Reliance Industries Ltd (RIL) has recently intimated the petroleum ministry about its desire to charge $1 per mmbtu more for gas from the prolific KG-D6 block. The private sector E&P major said there was something in it for the government too, since it would receive more profit petroleum as a result of quicker cost recovery -- at the higher prices -- for the operator. for reference purposes, the full contents of the RIL letter addressed to the ministry, asking for the government`s views on the proposed hike in prices.
- Presently, gas from the KG-D6 block is being sold to all customers at the government-approved rate of $4.205 per mmbtu. However, two companies, namely GMR Energy and Welspun Maxsteel, have put in tempting offers for this gas at significantly higher rates of $5.25 and $4.75 per mmbtu, respectively.

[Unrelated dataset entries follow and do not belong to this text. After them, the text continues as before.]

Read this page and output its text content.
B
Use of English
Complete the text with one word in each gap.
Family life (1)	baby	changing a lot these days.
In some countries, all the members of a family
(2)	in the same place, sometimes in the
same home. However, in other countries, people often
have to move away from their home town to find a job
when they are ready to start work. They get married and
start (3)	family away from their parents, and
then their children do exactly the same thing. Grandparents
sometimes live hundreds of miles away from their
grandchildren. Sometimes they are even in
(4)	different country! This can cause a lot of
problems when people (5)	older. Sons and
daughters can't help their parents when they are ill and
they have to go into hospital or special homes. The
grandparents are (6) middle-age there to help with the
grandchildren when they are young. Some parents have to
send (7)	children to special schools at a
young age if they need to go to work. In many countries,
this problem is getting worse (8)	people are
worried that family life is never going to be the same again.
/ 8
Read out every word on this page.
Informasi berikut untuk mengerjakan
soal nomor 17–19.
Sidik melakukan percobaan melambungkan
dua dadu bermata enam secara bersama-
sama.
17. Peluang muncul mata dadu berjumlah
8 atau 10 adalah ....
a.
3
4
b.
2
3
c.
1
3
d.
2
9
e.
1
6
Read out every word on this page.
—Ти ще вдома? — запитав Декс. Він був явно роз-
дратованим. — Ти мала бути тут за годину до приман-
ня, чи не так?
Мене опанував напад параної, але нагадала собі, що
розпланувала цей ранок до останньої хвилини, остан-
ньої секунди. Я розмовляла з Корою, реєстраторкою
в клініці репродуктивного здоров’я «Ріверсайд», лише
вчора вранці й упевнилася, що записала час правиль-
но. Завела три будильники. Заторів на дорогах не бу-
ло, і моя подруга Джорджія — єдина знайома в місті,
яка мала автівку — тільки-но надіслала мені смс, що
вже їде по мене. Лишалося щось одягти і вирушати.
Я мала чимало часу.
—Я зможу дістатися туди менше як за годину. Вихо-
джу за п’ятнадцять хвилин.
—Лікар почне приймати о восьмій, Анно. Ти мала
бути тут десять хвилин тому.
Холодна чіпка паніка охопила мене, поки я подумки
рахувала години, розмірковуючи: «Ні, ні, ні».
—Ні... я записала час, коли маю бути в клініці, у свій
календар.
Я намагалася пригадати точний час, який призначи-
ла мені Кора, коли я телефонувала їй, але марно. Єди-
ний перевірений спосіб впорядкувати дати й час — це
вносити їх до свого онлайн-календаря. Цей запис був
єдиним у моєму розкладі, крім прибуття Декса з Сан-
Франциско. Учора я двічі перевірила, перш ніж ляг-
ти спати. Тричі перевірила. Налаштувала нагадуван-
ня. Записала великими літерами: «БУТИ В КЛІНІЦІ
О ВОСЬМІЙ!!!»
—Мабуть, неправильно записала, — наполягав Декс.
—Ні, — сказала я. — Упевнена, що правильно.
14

- The company pointed out that a higher per-unit price for KG-D6 gas will imply that RIL can recover its costs more quickly, which in turn means that, in the long run, the government will be able to appropriate a larger amount of revenue as its share of `profit petroleum`.
- RIL said that the increase in prices was completely in line with the provisions of the production sharing contract (PSC). The company quoted article 21.6.1 of the PSC, which says, "The Contractor shall endeavour to sell all Natural Gas produced and saved from the Contract Area at arms-length prices to the benefits of Parties to the Contract".
- RIL`s interpretation of this provision is that since customers are themselves offering higher prices for KG-D6 gas, the operator should be allowed to sell at these prices, especially because the hike would benefit both the company and the government.